Robustness evaluation
To evaluate robustness, the HER2DX assay was carried out under different protocol modifications. Firstly, to assess the impact of adjacent non-tumor tissue, we carried out a spiking experiment in four FFPE samples by diluting the corresponding tumor RNA with different amounts of RNA extracted from stromal areas of the same FFPE block section. Secondly, the assay was carried out starting from different RNA concentrations (100, 250, and 500 ng) in four different samples. Thirdly, it was run by analyzing the same RNAs on two different nCounter instruments at the same laboratory (central lab). Fourthly, the assay was run with two different TagSet lots, one of which was defrosted twice. Fifthly, RNA from 24 samples was extracted with an additional RNA extraction kit (ReliaPrep™ FFPE Total RNA Miniprep System RNA Isolation Kit, Promega). The acceptance criteria were the same as those for the standard kit, requiring RNA concentrations of ≥12.5 ng/μl and an OD 260/280 nm ratio between 1.7 and 2.5.
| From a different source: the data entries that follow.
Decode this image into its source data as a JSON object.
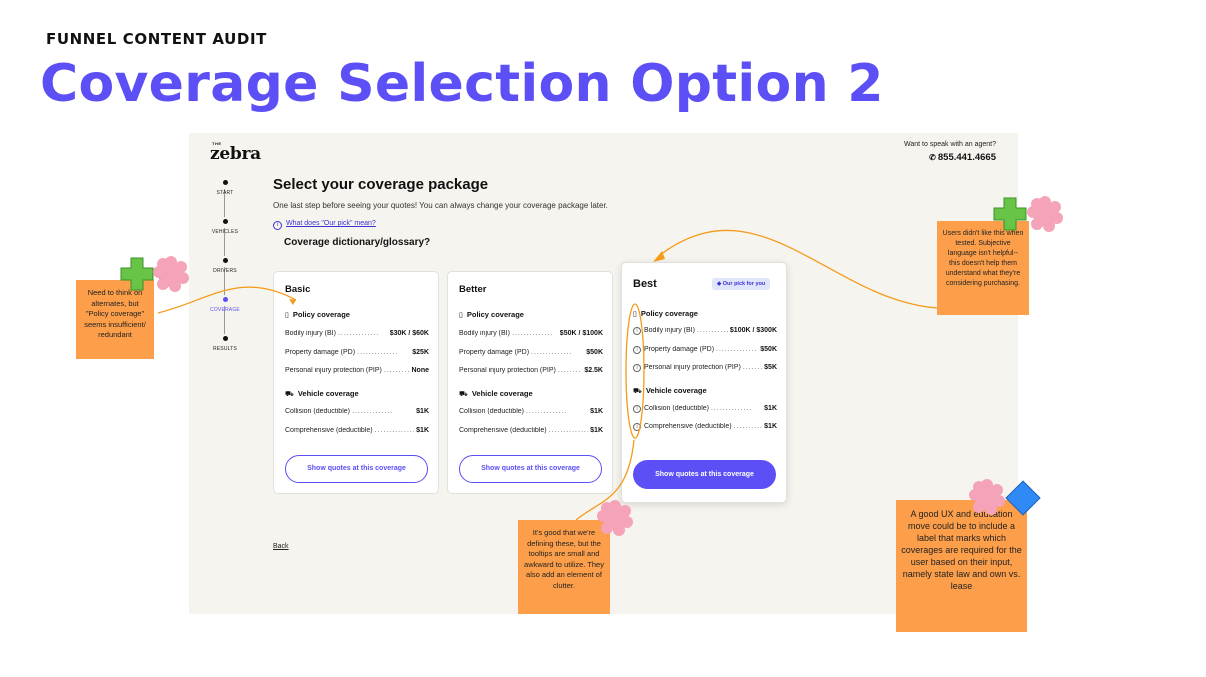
{
  "slide": {
    "eyebrow": "FUNNEL CONTENT AUDIT",
    "title": "Coverage Selection Option 2"
  },
  "app": {
    "logo_small": "THE",
    "logo": "zebra",
    "agent_question": "Want to speak with an agent?",
    "agent_phone": "855.441.4665",
    "steps": [
      {
        "label": "START"
      },
      {
        "label": "VEHICLES"
      },
      {
        "label": "DRIVERS"
      },
      {
        "label": "COVERAGE"
      },
      {
        "label": "RESULTS"
      }
    ],
    "active_step": "COVERAGE",
    "heading": "Select your coverage package",
    "subheading": "One last step before seeing your quotes! You can always change your coverage package later.",
    "our_pick_link": "What does \"Our pick\" mean?",
    "glossary_note": "Coverage dictionary/glossary?",
    "back_link": "Back",
    "accent_color": "#5b4ff5",
    "cards": [
      {
        "name": "Basic",
        "policy_title": "Policy coverage",
        "policy_rows": [
          {
            "label": "Bodily injury (BI)",
            "value": "$30K / $60K"
          },
          {
            "label": "Property damage (PD)",
            "value": "$25K"
          },
          {
            "label": "Personal injury protection (PIP)",
            "value": "None"
          }
        ],
        "vehicle_title": "Vehicle coverage",
        "vehicle_rows": [
          {
            "label": "Collision (deductible)",
            "value": "$1K"
          },
          {
            "label": "Comprehensive (deductible)",
            "value": "$1K"
          }
        ],
        "button": "Show quotes at this coverage"
      },
      {
        "name": "Better",
        "policy_title": "Policy coverage",
        "policy_rows": [
          {
            "label": "Bodily injury (BI)",
            "value": "$50K / $100K"
          },
          {
            "label": "Property damage (PD)",
            "value": "$50K"
          },
          {
            "label": "Personal injury protection (PIP)",
            "value": "$2.5K"
          }
        ],
        "vehicle_title": "Vehicle coverage",
        "vehicle_rows": [
          {
            "label": "Collision (deductible)",
            "value": "$1K"
          },
          {
            "label": "Comprehensive (deductible)",
            "value": "$1K"
          }
        ],
        "button": "Show quotes at this coverage"
      },
      {
        "name": "Best",
        "badge": "Our pick for you",
        "policy_title": "Policy coverage",
        "policy_rows": [
          {
            "label": "Bodily injury (BI)",
            "value": "$100K / $300K"
          },
          {
            "label": "Property damage (PD)",
            "value": "$50K"
          },
          {
            "label": "Personal injury protection (PIP)",
            "value": "$5K"
          }
        ],
        "vehicle_title": "Vehicle coverage",
        "vehicle_rows": [
          {
            "label": "Collision (deductible)",
            "value": "$1K"
          },
          {
            "label": "Comprehensive (deductible)",
            "value": "$1K"
          }
        ],
        "button": "Show quotes at this coverage"
      }
    ]
  },
  "notes": {
    "left": "Need to think on alternates, but \"Policy coverage\" seems insufficient/ redundant",
    "top_right": "Users didn't like this when tested. Subjective language isn't helpful-- this doesn't help them understand what they're considering purchasing.",
    "bottom_middle": "It's good that we're defining these, but the tooltips are small and awkward to utilize. They also add an element of clutter.",
    "bottom_right": "A good UX and education move could be to include a label that marks which coverages are required for the user based on their input, namely state law and own vs. lease"
  },
  "colors": {
    "sticky": "#fd9f4a",
    "plus": "#67c447",
    "blob": "#f5a3b8",
    "diamond": "#2f8af5",
    "connector": "#f59a1a"
  }
}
Intratumor variability evaluation
HER2DX assay was conducted on extracted RNA at Oregon Health and Science University (Portland, OR, USA) from pretreatment FFPE biopsies from two distinct geographical areas within tumors (i.e. two different core biopsies) of patients enrolled in the 14-409 phase II study (NCT02326974).14 This study assessed the impact of HER2 heterogeneity on treatment response in stage II-III HER2-positive breast cancer patients treated with neoadjuvant trastuzumab emtansine and pertuzumab.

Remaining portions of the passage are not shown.